Der Direktor bot seinem sensationshungrigen Publikum Spektakel, die geschickt Tierdressuren mit Theaterelementen verknüpften. Der Laden war oft proppenvoll, aber finanziell ein Minusgeschäft, wie Königstein schreibt. Bald darauf kaufte Busch einen Konkurrenten auf und verließ seinen alten Standort. Ein Neustart ging erst 1904 über die Bühne. Für 120.000 Mark verwandelte Ernst Michaelis den Zirkus in ein Theater. Am 20. April des Schiller-Jahres 1905 eröffnete das Schiller-Theater mit einer Vorstellung von „Wilhelm Tell“.

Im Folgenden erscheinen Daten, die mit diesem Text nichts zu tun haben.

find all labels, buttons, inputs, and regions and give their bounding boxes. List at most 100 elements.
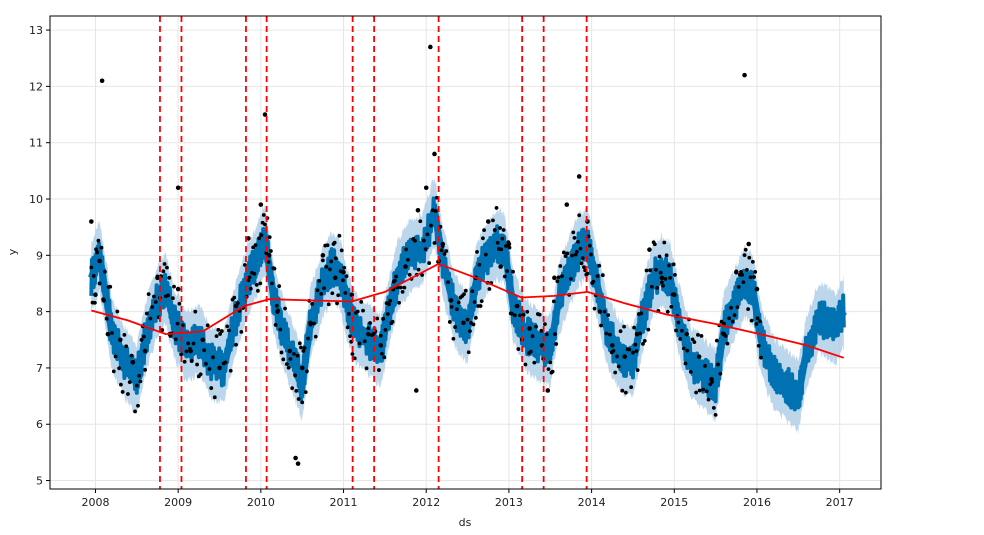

Hamburg: 1932 entstand der Name „Schilleroper“
Über die formulierte der Theaterkenner Paul Möhring: „Es war eine schaurig-schöne Aufführung, unwürdig von der ersten Szene bis zum letzten Fall des Vorhangs.“ Von da an scheinen sich die Ereignisse, auch vor dem Hintergrund des Ersten Weltkriegs und folgender oft schlechter Zeiten, förmlich überschlagen zu haben.
yLos ging es mit Tragödien und Opern, flotten Revuen und schlüpfrigen „Sittenstücken“. Auch die Stummfilmstars Asta Nielsen und Lupu Pick waren hier live zu erleben. In den politisch bewegten 1920ern sah man Anspruchsvolles wie Marieluise Fleißers „Pioniere in Ingolstadt“ und Brecht/Weills „Aufstieg und Fall der Stadt Mahagonny“. Nach einem weiteren Umbau 1932 im Stil der Neuen Sachlichkeit entstand der heutige Name.

„Unter all diesen Orten war die Schilleroper so ein bisschen die Flohkiste unter den Tingeltangels“, sagt die Historikerin und Kiez-Kennerin Eva Decker. „Diejenigen, die sie betrieben haben, waren nicht unbedingt Theaterleute.“ Dazu gehörten die Juden Max Ellen und Benno Fränkel, die zur Nazi-Zeit auswanderten. In jenen Jahren erlebte auch das Drama „Der Wanderer“ seine Aufführung. Autor: der Reichspropagandaminister und promovierte Germanist Joseph Goebbels (1897-1945). 1939 wurde das Haus wegen nicht vorhandener Luftschutzräume geschlossen.
Das Ende kam 1943 mit einer Brandbombe bei der „Operation Gomorrha“. Spätere Stationen beim langen Abstieg der Schilleroper: Autowerkstatt und Internierungslager, Fernfahrerhotel und Zwangsversteigerung, Motorradartistik und Werftarbeiterasyl, Club- und Gastronomiebetrieb.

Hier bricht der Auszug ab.